From the Dallas Observer, May 31st, 1990
Dude Rocks
by Tom Maurstad
So, the compilation - the one that has been over a year in the making, the
one that most gave about as much chance of coming off successfully as a
spur-of-the-moment midnight coke deal, the one with the stupid name (but,
mind you, it's deliberately stupid)-is out. I would call Dude, You Rock!
the second Deep Ellum compilation (after Island's 1987 The Sound of Deep
Ellum) to be released, but that would be to miss the point entirely.
This is not a Deep Ellum compilation for the simple reason that out of the
13 bands represented here, maybe half of them can play there (that is, find
clubs willing to book them) on anything even approximating a steady basis.
(Try to recall the last time you saw Sedition playing in a Deep Ellum club
and you begin to see what I mean.) If anything, this is a compilation
acknowledging the abundance of music/bands that have emerged and developed
in Dallas as much in spite of Deep Ellum as because of it.
That Dude, You Rock! has been assembled and released is, in itself, a self-
justifying achievement. Like other scene-covering compilations - Athens,
Ga. Inside/Out, for instance - Dude, You Rock! takes on the air of an
archival work from the instant it is completed and packaged for release.
There are many reasons for making such a compilation, but its one overriding
accomplishment is to document one particular moment in the time of a scene,
to capture and hold one distinct picture in an ever-shifting stream of
images, and to preserve that picture when the rest have been washed away in
a blur of trends and upheavals.
Which is not to say that is makes no difference whether or not the music is
good; introducing yourself to the world just so that everyone can discover
for themselves that you suck (Dude, You Suck!) would be nothing more than an
exercise in self-defeat. Fortunately, that is not the case. Working in a
format that is notorious for delivering up erratically sketchy grab bags of
music, Dude, You Rock! is a compilation that constructs1 its view of the
Dallas scene on a foundation of consistently strong material.
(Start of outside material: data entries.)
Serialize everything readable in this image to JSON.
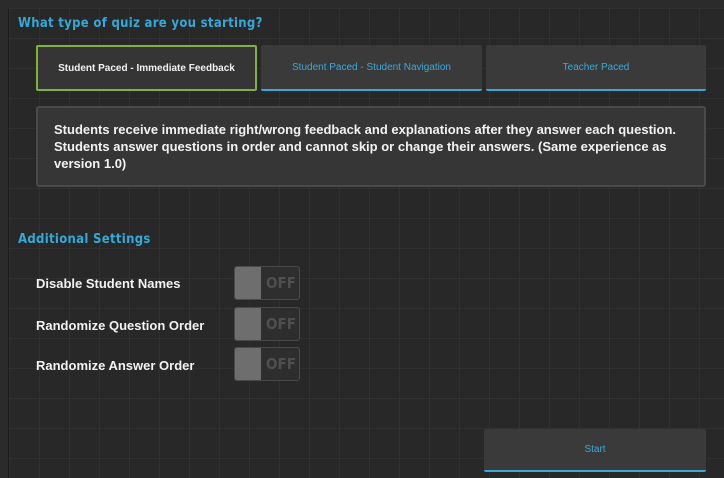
{
  "quiz_type": {
    "heading": "What type of quiz are you starting?",
    "tabs": [
      {
        "label": "Student Paced - Immediate Feedback",
        "active": true
      },
      {
        "label": "Student Paced - Student Navigation",
        "active": false
      },
      {
        "label": "Teacher Paced",
        "active": false
      }
    ],
    "description": "Students receive immediate right/wrong feedback and explanations after they answer each question. Students answer questions in order and cannot skip or change their answers. (Same experience as version 1.0)"
  },
  "settings": {
    "heading": "Additional Settings",
    "items": [
      {
        "label": "Disable Student Names",
        "state": "OFF"
      },
      {
        "label": "Randomize Question Order",
        "state": "OFF"
      },
      {
        "label": "Randomize Answer Order",
        "state": "OFF"
      }
    ]
  },
  "actions": {
    "start_label": "Start"
  },
  "colors": {
    "accent": "#34a8d6",
    "active_border": "#7fb239",
    "background": "#282828"
  }
}
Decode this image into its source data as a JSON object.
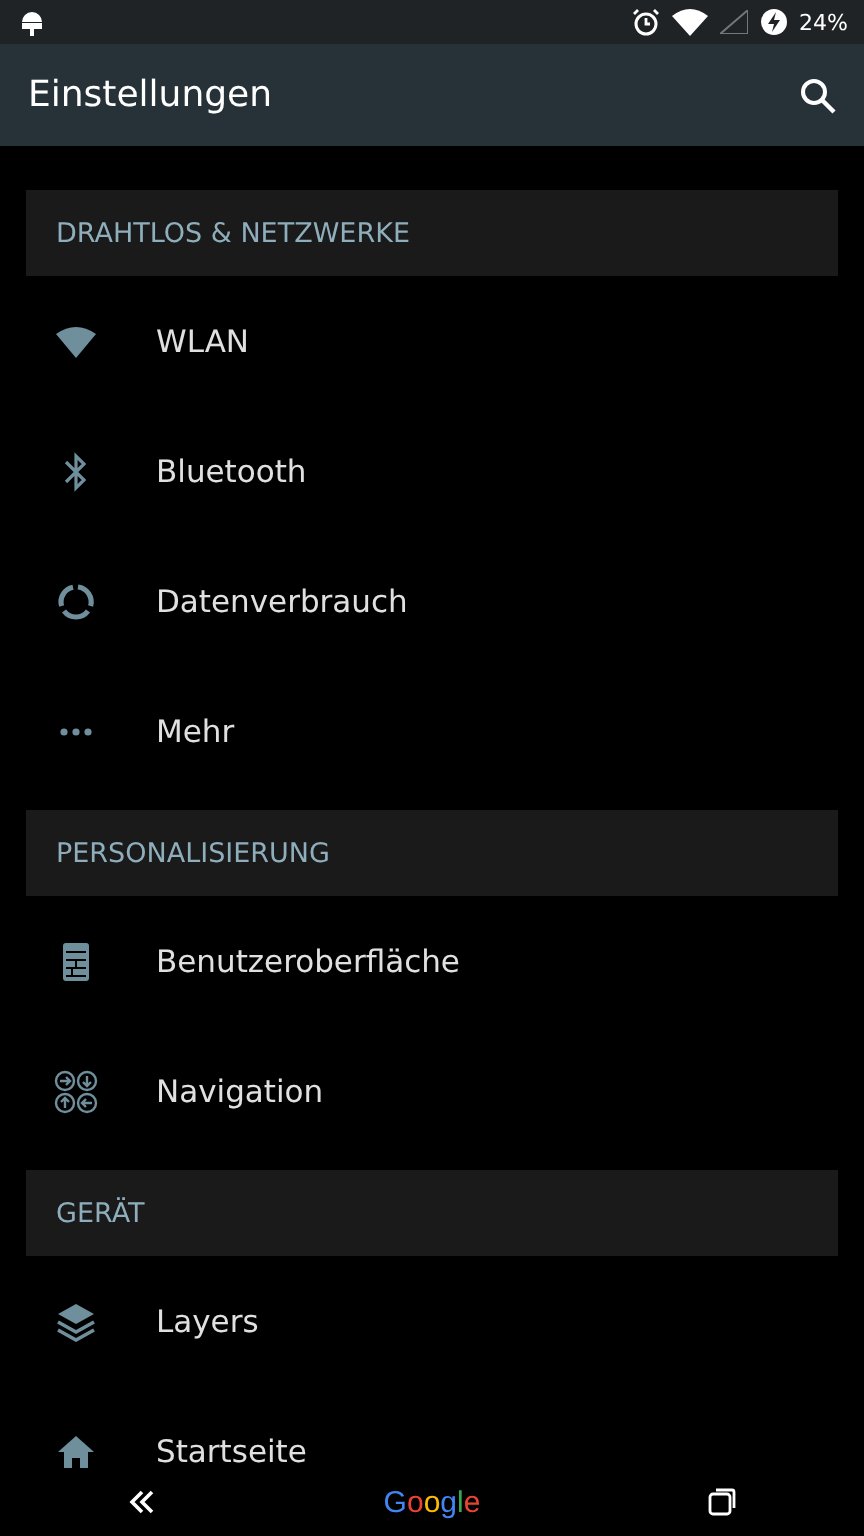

Unlike its predecessor on Island, Dude, You Rock! hasn't tailored its
contents and contributors to manufacture a misleadingly homogenous sampler
of Dallas music (a trait heralded by the presumptuous claim of the earlier
collection's title to have distilled Deep Ellum down to a single sound).
With few exceptions - folk-rock, the hybridized pop that Club Dada has
become a forum for - Dude, Your Rock! provides examples of every
significant musical style to have contributed to Dallas' alternative
sounds. Indeed, among all of these guys playing loud guitars, one is struck
by just how singularly realized each band's approach is, and coming out of
a city infamous for its intolerance of non-conformity and its reverent
attendance to market considerations, it is no coincidence that the bands
here display a willful disregard for commercial approaches; you know there's
something going on when Three On a Hill's churning/Chiming "Overdrive" is
the poppiest song on the album.
Course of Empire gives compelling evidence of why they are the current fave
rave of so many with the album's opening cut, "God's Jig." Countering the
song's lyrical bleakness ("While the women walk behind/Just like culture
taught them to") with the dense textures coming off of the relentlessly
frenetic guitars, the band creates an atmosphere that is both sweepingly
barren and disturbingly claustrophobic. For its part, Decadent Dub Team has
come up with its best work yet on "(Makin' Funky) Money," in the process
directly addressing the album's central issue (to be or not to be-commercial,
that is). The track has a rock-solid beat, and any song that finds room for
both the Partridge Family and Aerosmith is something right.
One of the standout tracks, Loco Gringos' version of "Texas Ranger Man," is
an irresistibly hip-wagging reminder of why, when the drums kick in and Pepe,
that patriarch of a lost generation, starts chopping chords and stumbling
over lyrics, they are a great rock 'n' roll band. Lithium Xmas also conjures
up a nifty three-minute mindtrip on "Love Buzz," and Scam's track,. "The
Culprit," is cool for the way the band has those jungle drums pounding
through all that metal noise.
Though one could quibble over the success or failure of a particular track,
taken as a whole, Dude, You Rock! is an impressive document of a group of
bands that whether you like it or not are going to play their music their way.